[cryptography] Explaining crypto to engineers (was: Duplicate primes in lots of RSA moduli)

Ondrej Mikle ondrej.mikle at nic.cz
Sat Feb 25 14:22:12 EST 2012


Hi,

here is an attempt to summarize view of crypto from engineers' point of view.
It's based on discussing the points raised in the "Duplicate primes..." thread
with couple of HW/SW engineers and past experience with colleagues.

Sorry for the length, this post grew quite a bit.

Hopefully I caught the main common points on cryptographer-engineer axis that
cause crypto to get broken. (I have mostly SW engineering background with bits
of HW engineering and crypto that stuck along the way.)

Suggestions welcome for making it easier to explain to engineers, please correct
my misconceptions/mistakes when you see them. This could be a good chance to do
a first step in avoiding disasters like the shared primes.


Due to length, here's a short summary of engineer's view (expanded on below):

----- short summary of typical SW/HW engineer's view on crypto and bugs -----

A) "I don't understand why are you interested in crypto, you put some number in
and get some number out, never really sure if there's an error in the program.
In 3D graphics or physics simulation I see the bug almost instantly."

(A friend's more than decade old quote, but still quite a spot on explanation
why crypto bugs go often unnoticed for long time.)

B) "cryptography, n.": about 15-20 general principles and plethora of special
cases, whose count maybe could be less than Graham's number.

C) things that cause bugs: cooperation paradox, pushing engineer to code/build
insanely fast (almost a guarantee of security bug) or changing specification
often (mostly covered in previous messages in thread)

D) implementation of crypto-protocol is hard: engineer must understand both the
protocol and the platform where it will run on, platform's quirks and quirks of
other endpoints' implementations the communication will lead to. High
probability in introducing side-channels.

E) often there is no one with sufficient experience/expertise to ask (the
mentoring part mentioned in this thread)

F) understanding randomness/entropy is very hard, implementing correctly
extremely hard

----- end short summary -----


Some answers/opinions on Kevin's points, couple of suggestions and links that
could help engineers understand crypto pitfalls:

On 02/22/2012 03:31 AM, Kevin W. Wall wrote:
> From where I sit, I see the following things that the development
> community in general are lacking when it comes to things crypto:
> 
> 1) They think that key size is the paramount thing; the bigger the better.

I'm not sure this is really that common (except really newbie crypto enthusiasts).

One recent good answer I got relating keysizes:

http://lists.opendnssec.org/pipermail/opendnssec-user/2012-January/001619.html

See last paragraph about ECDSA keys. Someone might be interested in reading the
whole "Default ZSK sizes" thread - for example, we found that registrars shared
ZSKs for tens of thousands of domains (also tons of 512 bit RSA keys). The
registrars are slowly rolling them over ATM.
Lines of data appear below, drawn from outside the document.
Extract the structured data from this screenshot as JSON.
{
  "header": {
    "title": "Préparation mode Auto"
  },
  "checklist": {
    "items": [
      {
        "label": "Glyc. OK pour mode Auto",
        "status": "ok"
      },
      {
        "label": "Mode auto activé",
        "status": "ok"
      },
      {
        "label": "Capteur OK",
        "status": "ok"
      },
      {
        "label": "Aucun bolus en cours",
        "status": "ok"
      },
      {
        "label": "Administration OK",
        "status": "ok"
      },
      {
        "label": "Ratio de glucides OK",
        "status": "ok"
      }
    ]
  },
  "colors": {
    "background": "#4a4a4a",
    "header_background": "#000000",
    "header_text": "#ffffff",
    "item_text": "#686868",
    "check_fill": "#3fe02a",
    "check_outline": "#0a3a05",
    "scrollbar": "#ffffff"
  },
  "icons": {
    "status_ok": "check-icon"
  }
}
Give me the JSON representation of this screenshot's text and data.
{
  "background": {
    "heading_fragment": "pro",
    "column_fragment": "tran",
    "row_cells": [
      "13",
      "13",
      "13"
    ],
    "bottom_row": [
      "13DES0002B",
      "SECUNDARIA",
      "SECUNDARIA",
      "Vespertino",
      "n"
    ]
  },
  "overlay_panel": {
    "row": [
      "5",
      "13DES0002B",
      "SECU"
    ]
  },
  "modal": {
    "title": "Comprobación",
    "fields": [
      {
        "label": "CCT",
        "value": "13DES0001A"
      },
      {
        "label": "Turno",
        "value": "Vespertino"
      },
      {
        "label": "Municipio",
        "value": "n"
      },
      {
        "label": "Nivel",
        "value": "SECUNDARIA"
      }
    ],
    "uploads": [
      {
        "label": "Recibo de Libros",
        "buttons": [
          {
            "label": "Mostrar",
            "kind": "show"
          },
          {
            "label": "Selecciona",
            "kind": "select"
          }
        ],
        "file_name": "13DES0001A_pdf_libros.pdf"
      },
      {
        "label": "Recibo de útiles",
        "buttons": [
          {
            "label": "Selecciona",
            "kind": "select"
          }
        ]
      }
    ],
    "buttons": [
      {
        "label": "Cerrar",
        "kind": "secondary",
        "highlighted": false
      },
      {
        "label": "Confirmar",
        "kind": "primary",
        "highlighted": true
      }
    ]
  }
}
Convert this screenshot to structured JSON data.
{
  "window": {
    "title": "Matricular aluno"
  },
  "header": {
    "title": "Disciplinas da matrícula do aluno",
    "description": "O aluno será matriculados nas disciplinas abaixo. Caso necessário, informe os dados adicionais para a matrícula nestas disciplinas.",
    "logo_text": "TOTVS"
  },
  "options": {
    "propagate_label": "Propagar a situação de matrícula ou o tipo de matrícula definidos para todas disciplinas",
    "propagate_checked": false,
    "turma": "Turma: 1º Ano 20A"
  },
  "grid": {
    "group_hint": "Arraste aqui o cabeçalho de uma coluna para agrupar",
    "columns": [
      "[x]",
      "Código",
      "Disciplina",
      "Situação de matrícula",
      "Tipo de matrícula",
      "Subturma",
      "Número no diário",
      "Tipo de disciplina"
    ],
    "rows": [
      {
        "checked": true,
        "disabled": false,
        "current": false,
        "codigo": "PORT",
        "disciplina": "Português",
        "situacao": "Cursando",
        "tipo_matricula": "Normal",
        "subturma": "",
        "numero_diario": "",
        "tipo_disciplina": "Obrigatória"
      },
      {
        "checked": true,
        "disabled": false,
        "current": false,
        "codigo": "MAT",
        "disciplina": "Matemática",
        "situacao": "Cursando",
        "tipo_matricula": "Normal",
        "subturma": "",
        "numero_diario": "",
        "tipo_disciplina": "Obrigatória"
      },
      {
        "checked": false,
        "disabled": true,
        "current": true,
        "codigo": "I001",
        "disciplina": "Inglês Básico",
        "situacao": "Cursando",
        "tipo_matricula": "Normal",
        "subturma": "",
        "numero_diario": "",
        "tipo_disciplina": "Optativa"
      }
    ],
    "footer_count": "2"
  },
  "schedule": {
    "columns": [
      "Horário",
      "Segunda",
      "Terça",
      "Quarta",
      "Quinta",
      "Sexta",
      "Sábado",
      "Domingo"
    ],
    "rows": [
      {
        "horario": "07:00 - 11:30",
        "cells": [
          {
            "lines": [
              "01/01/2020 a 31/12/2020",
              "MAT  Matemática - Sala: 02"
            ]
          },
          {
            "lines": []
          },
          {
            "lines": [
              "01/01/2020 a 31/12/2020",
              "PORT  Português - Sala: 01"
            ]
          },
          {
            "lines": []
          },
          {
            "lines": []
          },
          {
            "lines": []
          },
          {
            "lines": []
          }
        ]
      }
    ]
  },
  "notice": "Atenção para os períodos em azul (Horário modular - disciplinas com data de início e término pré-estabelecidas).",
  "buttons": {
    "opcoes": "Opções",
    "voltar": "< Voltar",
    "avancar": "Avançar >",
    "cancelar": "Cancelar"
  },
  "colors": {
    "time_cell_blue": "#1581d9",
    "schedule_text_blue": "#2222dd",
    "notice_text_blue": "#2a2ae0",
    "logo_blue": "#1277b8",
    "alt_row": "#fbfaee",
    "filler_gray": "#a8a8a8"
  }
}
And with ECDSA you have to avoid weak RNGs when generating signatures...

Estimating RSA key size: it's more an educated guess/magic given how the sizes
are derived than anything else. And if you base your estimate for given time
window on Lenstra or ECRYPT II keysize recommendations you might get reprimanded
for suggesting too conservative values :-)

> 2) The have no clue as to what cipher modes are. It's ECB by default.

Following image in the wiki article worked like charm in explaining why ECB is
usually not what the developer wants:

https://secure.wikimedia.org/wikipedia/en/wiki/Block_cipher_modes_of_operation#Electronic_codebook_.28ECB.29

> 3) More importantly, they don't know how to choose a cipher mode (not
>     surprising, given #2). They need to understand the trade-offs.
> 4) They have no idea about how to generate keys, derived keys, IVs,

A good article explaining the Vaudenay padding oracle (mostly leaves imprint on
developers if they dedicate the 30-60 min to read it thoroughly), explains why
modes are important along the way and gives insight into "engineer's mind":

http://chargen.matasano.com/chargen/2009/7/22/if-youre-typing-the-letters-a-e-s-into-your-code-youre-doing.html

There was even better article from Matasano that showed the Vaudenay's attack
nicely step-by-step, included commentary about IV selection (can't find it right
now).

NaCl library - should have sane enough defaults to make it hard for a
non-crypto-devoted developer to screw things up:

http://nacl.cr.yp.to/

(Also the already mentioned PBKDF2 - for some reason people seem to fear the
five-letter acronym, but once you explain how simple it really is and that it's
present in every serious crypto library, they catch up quickly.)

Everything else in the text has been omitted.